After all of yesterday's rain, our maintenance in the garden today was easy. Unfortunately, the kids had more standardized testing today, so we didn't have any visitors to the garden, but Hank and I enjoyed spending time reviewing the lessons for today, checking on all the plants, and brainstorming activities for the kids! 

Hank tending to the plants

Hank sampling the Swiss Chard

Me investigating the Lettuce

By: Andréa Martin

Thursday, March 6, 2014

Work Day!

Thanks to our wonderful volunteers and students, we've been able to make these gardens into incredible experiences for elementary school children! 

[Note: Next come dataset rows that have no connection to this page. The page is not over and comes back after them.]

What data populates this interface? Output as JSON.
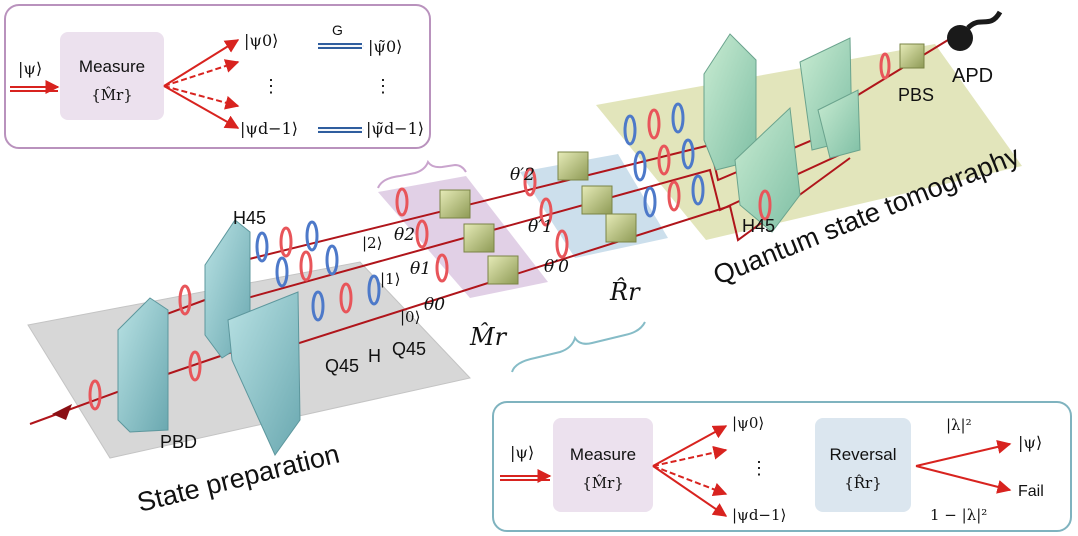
{
  "colors": {
    "beam": "#b0151b",
    "arrow_red": "#d8231f",
    "arrow_blue": "#2f5d9e",
    "top_box_border": "#b992bd",
    "bottom_box_border": "#7fb3bf",
    "measure_fill": "#ece1ee",
    "reversal_fill": "#dbe6ef",
    "prep_platform": "#d7d7d7",
    "tomo_platform": "#dfe2b4",
    "measure_platform": "#dcc8e2",
    "reversal_platform": "#c7dcea",
    "prism": "#8ec7cc",
    "waveplate_red": "#e8555a",
    "waveplate_blue": "#4d79c9"
  },
  "top_box": {
    "input_label": "|ψ⟩",
    "measure_title": "Measure",
    "measure_operator": "{M̂r}",
    "outputs": [
      "|ψ0⟩",
      "⋮",
      "|ψd−1⟩"
    ],
    "gate_label": "G",
    "transformed": [
      "|ψ̃0⟩",
      "⋮",
      "|ψ̃d−1⟩"
    ]
  },
  "bottom_box": {
    "input_label": "|ψ⟩",
    "measure_title": "Measure",
    "measure_operator": "{M̂r}",
    "outputs": [
      "|ψ0⟩",
      "⋮",
      "|ψd−1⟩"
    ],
    "reversal_title": "Reversal",
    "reversal_operator": "{R̂r}",
    "success_prob": "|λ|²",
    "success_state": "|ψ⟩",
    "fail_prob": "1 − |λ|²",
    "fail_label": "Fail"
  },
  "setup": {
    "sections": {
      "preparation": "State preparation",
      "tomography": "Quantum state tomography"
    },
    "components": {
      "pbd": "PBD",
      "pbs": "PBS",
      "apd": "APD",
      "h45_left": "H45",
      "h45_right": "H45",
      "q45_a": "Q45",
      "h": "H",
      "q45_b": "Q45"
    },
    "kets": [
      "|2⟩",
      "|1⟩",
      "|0⟩"
    ],
    "thetas": [
      "θ2",
      "θ1",
      "θ0"
    ],
    "theta_primes": [
      "θ′2",
      "θ′1",
      "θ′0"
    ],
    "measure_operator": "M̂r",
    "reversal_operator": "R̂r"
  }
}
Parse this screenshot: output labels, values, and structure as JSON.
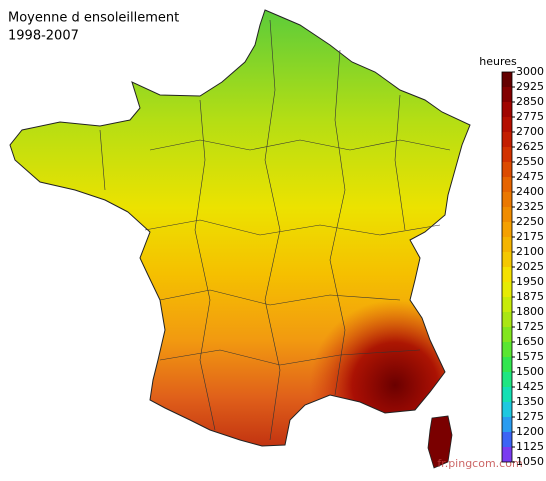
{
  "title": "Moyenne d ensoleillement",
  "subtitle": "1998-2007",
  "legend": {
    "title": "heures",
    "ticks": [
      1050,
      1125,
      1200,
      1275,
      1350,
      1425,
      1500,
      1575,
      1650,
      1725,
      1800,
      1875,
      1950,
      2025,
      2100,
      2175,
      2250,
      2325,
      2400,
      2475,
      2550,
      2625,
      2700,
      2775,
      2850,
      2925,
      3000
    ],
    "colors": [
      "#7a3cf0",
      "#3c64f5",
      "#2a9cf0",
      "#1ec8e0",
      "#14e0b4",
      "#1ee682",
      "#32e650",
      "#5ae632",
      "#82e61e",
      "#aae614",
      "#c8eb0a",
      "#e6eb05",
      "#f5e100",
      "#f5c800",
      "#f5b400",
      "#f5a000",
      "#f08c00",
      "#eb7800",
      "#e66400",
      "#dc4b00",
      "#d23200",
      "#c31e00",
      "#b40f00",
      "#a00500",
      "#820000",
      "#640000"
    ]
  },
  "watermark": "fr.pingcom.com"
}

The one and only Pab, our garden manager, instructing the kids with the garden

The students getting down and dirty with the the garden's soil

Tarps being laid out for the foundation of the garden boxes at Melrose Elementary 

We want to thank our dedicated volunteers for investing their time in the future of our children here in St. Pete! 

Salad Bowl Plants

It was a rainy day at Melrose Elementary but fortunately our plants love the extra water!
These budding plants are great for salads, stay tuned for more sprouts that our volunteers and children have planted!

Mustard Greens!


Tuesday, February 18, 2014

First Day with Kids!!!!

The Melrose Elementary School Peace Patch Garden saw it's first kids today! This unique garden space uses raised garden boxes rather than sunken beds like the other schools, which made today's planting task easy. Since this is a young garden, all the boxes were ready to receive plants for the new semester. The primary focus of today was to plant the lettuce, kale, and mustard green starts, but also to introduce ourselves to the students we will be working with and lay down some garden norms for the semester. I worked with an exceptional couple of fifth graders today who really took an interest in not only the physical planting and care of the plants, but of the biology and chemistry behind the veggies we were working with. I loved diving into some of the more challenging material and having my personal knowledge tested with these older kids. I can't wait to continue working with these smarties for the rest of the semester: growing and learning together!